I especially enjoyed Patkau Architects’ sculptural cluster of six ice skating shelters, installed in the John Madejski Garden for the duration of the show. These cocoon-like structures were designed for use on a frozen river in Winnipeg, Canada, but could surely be used for other applications.
As well as looking to the past, the book and exhibition consider plywood’s future. While they doesn’t duck what Wilk describes as plywood’s ‘dirty secrets’ – such as deforestation and the adverse effects on workers and residents of the urea-formaldehyde (UF) glue that is still used by some manufacturers today – this is balanced with recent innovations. Danzer of Austria has developed a way of curving plywood in three dimensions. We also learn about a new technique to create veneer from unwanted coconut trees. Embracing sustainable manufacture is vital, says Wilk, if plywood is to continue to enjoy continued popularity in centuries to come.

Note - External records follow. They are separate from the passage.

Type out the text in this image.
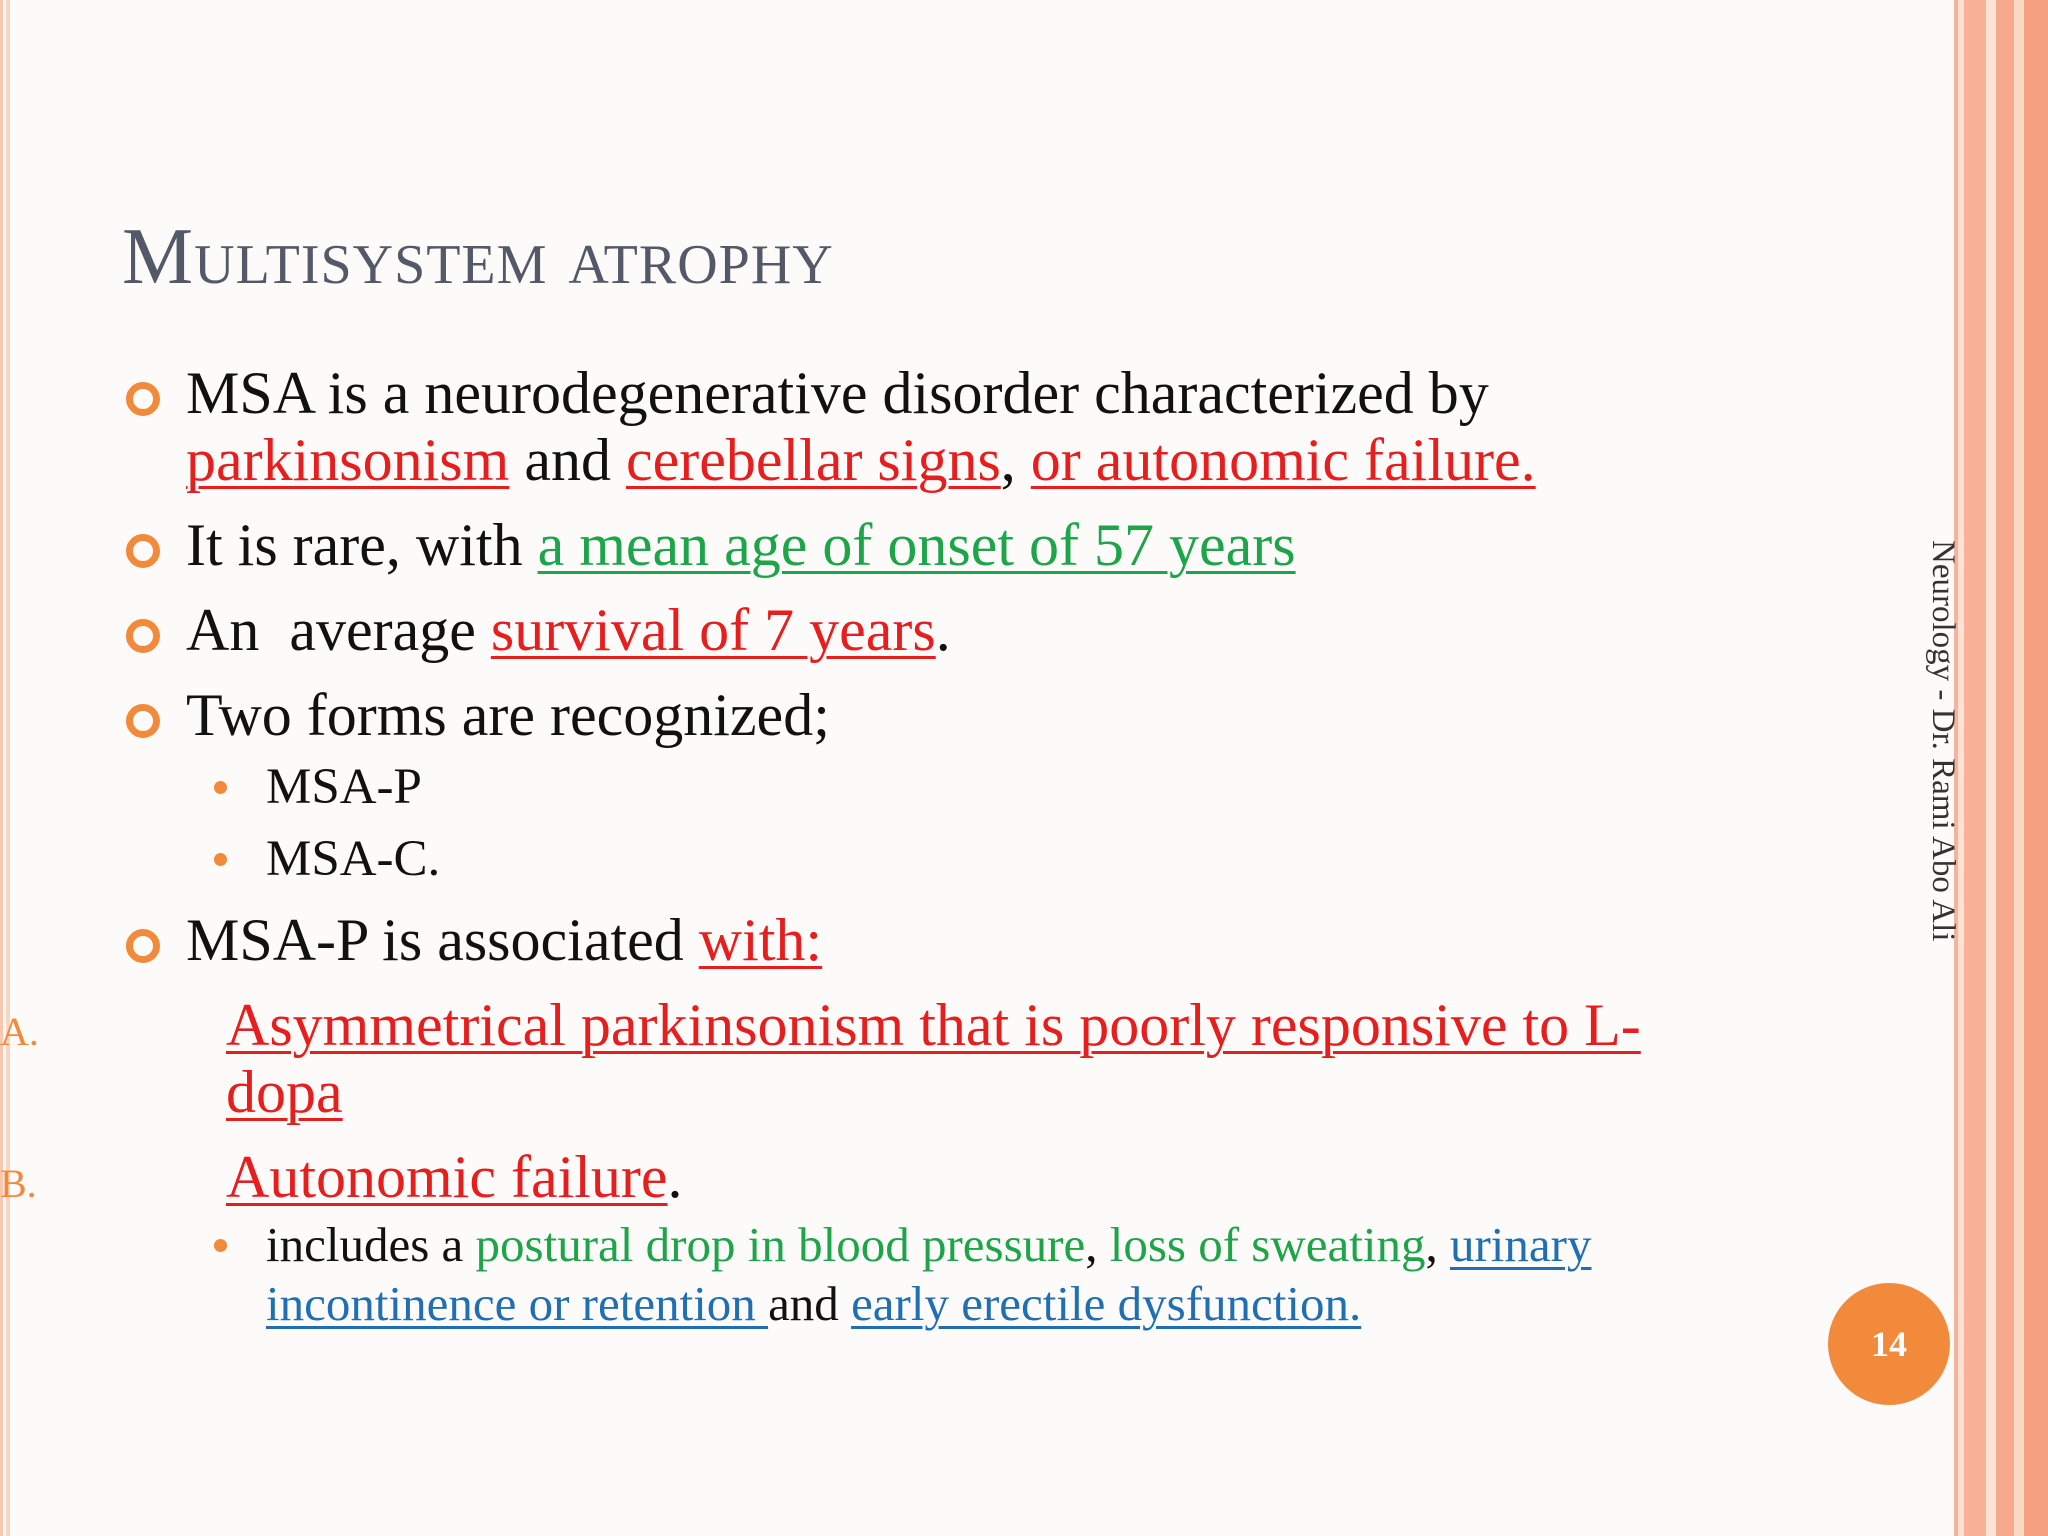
Multisystem atrophy

MSA is a neurodegenerative disorder characterized by parkinsonism and cerebellar signs, or autonomic failure.

It is rare, with a mean age of onset of 57 years

An  average survival of 7 years.

Two forms are recognized;

MSA-P

MSA-C.

MSA-P is associated with:

A.	Asymmetrical parkinsonism that is poorly responsive to L-dopa

B.	Autonomic failure.

includes a postural drop in blood pressure, loss of sweating, urinary incontinence or retention and early erectile dysfunction.

Neurology - Dr. Rami Abo Ali
14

At the exhibition launch, V&A director Dr Tristram Hunt talked of plywood being ‘hidden in plain sight’ throughout most of its history, and for the need to reclaim the term veneer from being a term of abuse. It may take a while yet for it to lose all of its negative connotations. But thanks to this exhibition and book, plywood may finally be starting to get the recognition it deserves.
Plywood: Material of the Modern World 15 July – 12 November 2017
Porter Gallery, V&A, Exhibition Road, London. Sponsored by Made.com. Supported by the American Friends of the V&A.
The accompanying book Plywood: a Material Story by Christopher Wilk is published by the V&A with Thames & Hudson, £29.95.